TOKYO —
North Korea has a criticism of U.S. President Donald Trump he probably wasn’t expecting: He’s too much like Barack Obama.
North Korea’s state media, which regularly vilified Obama in the strongest terms, had been slow to do the same with the Trump administration, possibly so that officials in Pyongyang could figure out what direction Trump will likely take and what new policies he may pursue.
But his top diplomat’s recent trip to Asia, which featured some pretty tough talk, appears to have loosened their lips.
In North Korea’s first official comments since new Secretary of State Rex Tillerson’s swing through the region, a Foreign Ministry spokesman seized on the former oil executive’s blunt assessment that Obama’s strategy needs to be replaced and U.S. efforts to get North Korea to denuclearize over the past 20 years have been a failure.
The spokesman then slammed Trump for adopting the same policies, particularly regarding tougher economic sanctions, nevertheless.
“Tillerson admitted the failure of the U.S. efforts to denuclearize the DPRK for 20 years and end of Obama’s policy of ‘strategic patience during his recent tour,” the North’s official Korean Central News Agency said in the dispatch that ran late Monday, quoting the unnamed Foreign Ministry official. “Now Tillerson is repeating what Obama touted … until he left the White House.”
Busy North Korea
North Korea, officially known as the Democratic People’s Republic of Korea or DPRK, hasn’t exactly been sitting quietly by as Trump gets settled in.
Just before Tillerson arrived in Tokyo, the North launched several ballistic missiles into the Sea of Japan.
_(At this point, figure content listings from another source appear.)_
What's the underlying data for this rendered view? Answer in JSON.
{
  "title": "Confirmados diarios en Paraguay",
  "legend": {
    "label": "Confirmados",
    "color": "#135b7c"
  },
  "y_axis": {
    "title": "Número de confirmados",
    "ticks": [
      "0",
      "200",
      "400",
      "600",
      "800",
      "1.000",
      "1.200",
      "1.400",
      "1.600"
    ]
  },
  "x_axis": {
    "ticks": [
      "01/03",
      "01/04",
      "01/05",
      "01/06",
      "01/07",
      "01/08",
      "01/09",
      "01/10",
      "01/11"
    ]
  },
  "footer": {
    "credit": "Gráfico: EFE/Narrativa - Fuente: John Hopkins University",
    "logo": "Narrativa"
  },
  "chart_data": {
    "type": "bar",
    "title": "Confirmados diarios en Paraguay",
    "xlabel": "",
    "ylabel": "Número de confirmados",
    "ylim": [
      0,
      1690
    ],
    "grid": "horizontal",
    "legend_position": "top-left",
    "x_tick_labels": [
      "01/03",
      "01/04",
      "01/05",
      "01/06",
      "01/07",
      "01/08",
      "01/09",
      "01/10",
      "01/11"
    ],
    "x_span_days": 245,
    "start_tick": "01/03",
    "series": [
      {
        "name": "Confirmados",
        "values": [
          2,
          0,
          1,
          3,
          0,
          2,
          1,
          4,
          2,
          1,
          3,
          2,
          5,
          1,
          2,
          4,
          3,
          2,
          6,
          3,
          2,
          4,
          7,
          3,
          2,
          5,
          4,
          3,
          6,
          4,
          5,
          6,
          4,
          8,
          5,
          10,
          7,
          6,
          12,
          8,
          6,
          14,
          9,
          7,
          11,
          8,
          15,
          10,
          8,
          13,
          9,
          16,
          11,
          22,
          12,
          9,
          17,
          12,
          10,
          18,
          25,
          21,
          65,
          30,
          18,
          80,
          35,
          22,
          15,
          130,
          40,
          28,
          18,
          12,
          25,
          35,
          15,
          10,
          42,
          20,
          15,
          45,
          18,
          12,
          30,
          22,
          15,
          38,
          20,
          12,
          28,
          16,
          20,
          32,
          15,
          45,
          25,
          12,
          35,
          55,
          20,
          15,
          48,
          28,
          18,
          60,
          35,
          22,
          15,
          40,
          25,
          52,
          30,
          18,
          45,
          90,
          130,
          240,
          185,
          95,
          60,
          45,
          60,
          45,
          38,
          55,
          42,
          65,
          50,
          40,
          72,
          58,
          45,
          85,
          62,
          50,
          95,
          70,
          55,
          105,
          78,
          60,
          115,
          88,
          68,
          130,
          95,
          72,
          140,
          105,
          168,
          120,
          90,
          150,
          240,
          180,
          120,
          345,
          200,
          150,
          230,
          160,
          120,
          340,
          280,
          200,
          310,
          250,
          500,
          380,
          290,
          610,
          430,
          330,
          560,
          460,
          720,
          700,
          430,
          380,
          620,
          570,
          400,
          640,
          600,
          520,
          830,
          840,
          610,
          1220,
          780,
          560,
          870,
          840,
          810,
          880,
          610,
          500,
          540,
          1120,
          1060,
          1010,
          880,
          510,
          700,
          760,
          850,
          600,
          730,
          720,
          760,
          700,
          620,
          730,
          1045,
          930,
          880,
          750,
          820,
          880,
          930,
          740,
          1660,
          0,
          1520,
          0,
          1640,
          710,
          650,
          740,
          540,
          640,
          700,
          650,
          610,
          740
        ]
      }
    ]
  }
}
While he was still in China, it conducted a test of what it called a “revolutionary” new type of engine for its rockets. On Wednesday, it appears to have conducted more missile tests from the eastern port city of Wonsan, though they reportedly failed.
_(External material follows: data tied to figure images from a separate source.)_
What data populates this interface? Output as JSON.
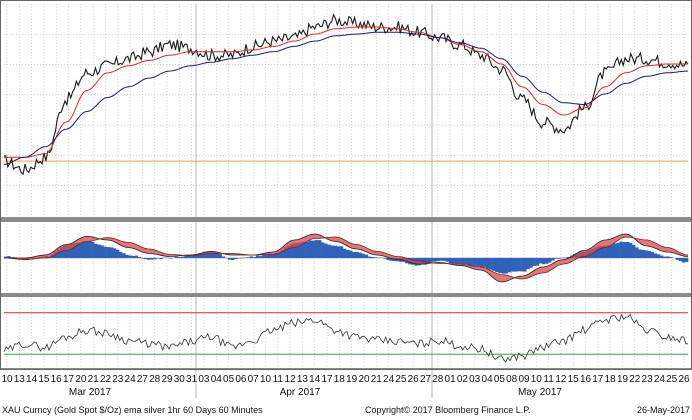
{
  "colors": {
    "price": "#1a1a1a",
    "ema_fast": "#d72b2b",
    "ema_slow": "#1a1f5c",
    "support": "#f0a030",
    "macd_pos": "#2e63b8",
    "macd_band": "#d94a4a",
    "rsi_upper": "#d72b2b",
    "rsi_lower": "#22b14c",
    "grid": "#bbbbbb",
    "separator": "#8a8a8a"
  },
  "chart_data": [
    {
      "type": "line",
      "panel": "price",
      "grid": true,
      "series": [
        {
          "key": "price",
          "values": [
            0.2,
            0.15,
            0.22,
            0.55,
            0.7,
            0.74,
            0.78,
            0.82,
            0.86,
            0.84,
            0.8,
            0.8,
            0.85,
            0.88,
            0.9,
            0.96,
            1.0,
            0.98,
            0.96,
            0.96,
            0.93,
            0.9,
            0.86,
            0.8,
            0.72,
            0.55,
            0.42,
            0.38,
            0.5,
            0.7,
            0.78,
            0.78,
            0.76,
            0.74
          ]
        },
        {
          "key": "ema_fast",
          "values": [
            0.22,
            0.22,
            0.24,
            0.42,
            0.6,
            0.7,
            0.74,
            0.77,
            0.8,
            0.82,
            0.82,
            0.82,
            0.83,
            0.85,
            0.88,
            0.92,
            0.95,
            0.96,
            0.96,
            0.95,
            0.93,
            0.9,
            0.86,
            0.82,
            0.75,
            0.62,
            0.52,
            0.46,
            0.5,
            0.62,
            0.7,
            0.74,
            0.75,
            0.75
          ]
        },
        {
          "key": "ema_slow",
          "values": [
            0.18,
            0.22,
            0.28,
            0.38,
            0.48,
            0.56,
            0.62,
            0.67,
            0.71,
            0.74,
            0.76,
            0.78,
            0.8,
            0.82,
            0.85,
            0.88,
            0.91,
            0.92,
            0.93,
            0.93,
            0.92,
            0.9,
            0.87,
            0.84,
            0.78,
            0.68,
            0.59,
            0.53,
            0.52,
            0.58,
            0.64,
            0.68,
            0.7,
            0.71
          ]
        }
      ],
      "support_level": 0.22
    },
    {
      "type": "area",
      "panel": "macd",
      "series": [
        {
          "key": "histogram",
          "values": [
            0.05,
            -0.05,
            0.05,
            0.45,
            0.55,
            0.35,
            0.1,
            -0.05,
            0.0,
            0.1,
            0.2,
            -0.05,
            0.05,
            0.15,
            0.5,
            0.6,
            0.4,
            0.2,
            0.0,
            -0.1,
            -0.25,
            -0.1,
            -0.2,
            -0.3,
            -0.5,
            -0.45,
            -0.2,
            0.0,
            0.2,
            0.4,
            0.55,
            0.25,
            0.05,
            -0.15
          ]
        },
        {
          "key": "macd_line",
          "values": [
            0.0,
            0.0,
            0.1,
            0.45,
            0.72,
            0.6,
            0.35,
            0.15,
            0.05,
            0.1,
            0.22,
            0.1,
            0.1,
            0.2,
            0.6,
            0.8,
            0.55,
            0.3,
            0.1,
            -0.05,
            -0.2,
            -0.15,
            -0.25,
            -0.4,
            -0.8,
            -0.6,
            -0.3,
            -0.05,
            0.25,
            0.6,
            0.8,
            0.4,
            0.2,
            0.05
          ]
        },
        {
          "key": "signal_line",
          "values": [
            0.0,
            -0.05,
            0.0,
            0.25,
            0.55,
            0.68,
            0.52,
            0.3,
            0.12,
            0.08,
            0.15,
            0.15,
            0.1,
            0.12,
            0.35,
            0.65,
            0.7,
            0.45,
            0.22,
            0.05,
            -0.1,
            -0.18,
            -0.2,
            -0.3,
            -0.55,
            -0.7,
            -0.5,
            -0.2,
            0.05,
            0.35,
            0.7,
            0.6,
            0.35,
            0.1
          ]
        }
      ]
    },
    {
      "type": "line",
      "panel": "rsi",
      "series": [
        {
          "key": "rsi",
          "values": [
            0.25,
            0.35,
            0.3,
            0.45,
            0.55,
            0.5,
            0.4,
            0.35,
            0.3,
            0.38,
            0.45,
            0.3,
            0.4,
            0.55,
            0.65,
            0.7,
            0.55,
            0.45,
            0.4,
            0.38,
            0.35,
            0.4,
            0.32,
            0.28,
            0.12,
            0.18,
            0.3,
            0.4,
            0.55,
            0.7,
            0.75,
            0.55,
            0.45,
            0.4
          ]
        }
      ],
      "upper_level": 0.8,
      "lower_level": 0.2
    }
  ],
  "x_axis": {
    "ticks": [
      "10",
      "13",
      "14",
      "15",
      "16",
      "17",
      "20",
      "21",
      "22",
      "23",
      "24",
      "27",
      "28",
      "29",
      "30",
      "31",
      "03",
      "04",
      "05",
      "06",
      "07",
      "10",
      "11",
      "12",
      "13",
      "14",
      "17",
      "18",
      "19",
      "20",
      "21",
      "24",
      "25",
      "26",
      "27",
      "28",
      "01",
      "02",
      "03",
      "04",
      "05",
      "08",
      "09",
      "10",
      "11",
      "12",
      "15",
      "16",
      "17",
      "18",
      "19",
      "22",
      "23",
      "24",
      "25",
      "26"
    ],
    "months": [
      "Mar 2017",
      "Apr 2017",
      "May 2017"
    ]
  },
  "footer": {
    "left": "XAU Curncy (Gold Spot   $/Oz) ema silver 1hr 60 Days 60 Minutes",
    "center": "Copyright© 2017 Bloomberg Finance L.P.",
    "right": "26-May-2017"
  }
}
To be fair, Trump doesn’t really have a North Korea policy yet.
Tillerson stressed repeatedly that a comprehensive policy review is underway and that the purpose of his trip to Asia was to hear out the North’s neighbors. How much he was able to do that is questionable. South Korea has only an interim government these days, since its president was forced out of office because of a scandal. China, North Korea’s economic lifeline, has a longstanding dialogue-based agenda that Washington is familiar with but has never shown much interest in.
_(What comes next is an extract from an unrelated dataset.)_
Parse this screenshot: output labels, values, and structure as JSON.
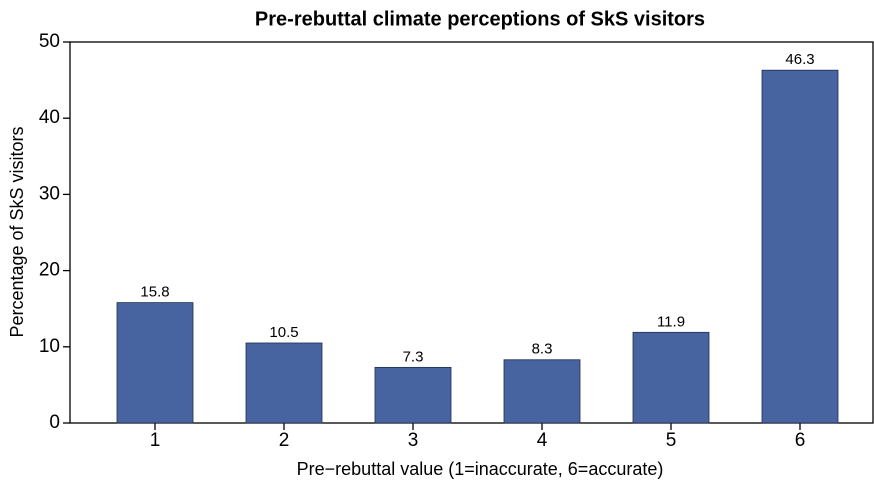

On the other hand, Tillerson did raise some eyebrows with a few tough-sounding warnings.
While in Seoul, he said “everything was on the table,” including military intervention or even a pre-emptive strike if tougher sanctions or other diplomatic measures fail to achieve Washington’s goals.
Tone matters
Some policy experts in the U.S. say that is really more smoke than fire.
“If you look at Tillerson’s full statements, they were much more of a continuation of current policy than has been portrayed in the press, with an emphasis on expanding sanctions,” said David Wright, co-director and senior scientist of the Global Security Program for the Union of Concerned Scientists. “You can try to squeeze North Korea with more sanctions and maybe slow its program, but it’s hard to see how to stop it from moving ahead without diplomacy.”
Tillerson’s remarks are completely in line with longstanding U.S. policy, including Obama’s, but just stated more threateningly. President Bill Clinton, for example, is known to have seriously considered a pre-emptive strike over the nuclear issue in 1994.
Even so, tone is important in diplomacy, and Tillerson does seem to have reassured some in Seoul and Tokyo that the United States hasn’t forgotten them.
Pyongyang, however, seems to have hit the familiar bravado button.
“The nuclear force of the DPRK is the treasured sword of justice and the most reliable war deterrence to defend the socialist motherland and the life of its people,” the official reportedly said. “If the businessmen-turned-U.S. authorities thought that they would frighten the DPRK, they would soon know that their method would not work.”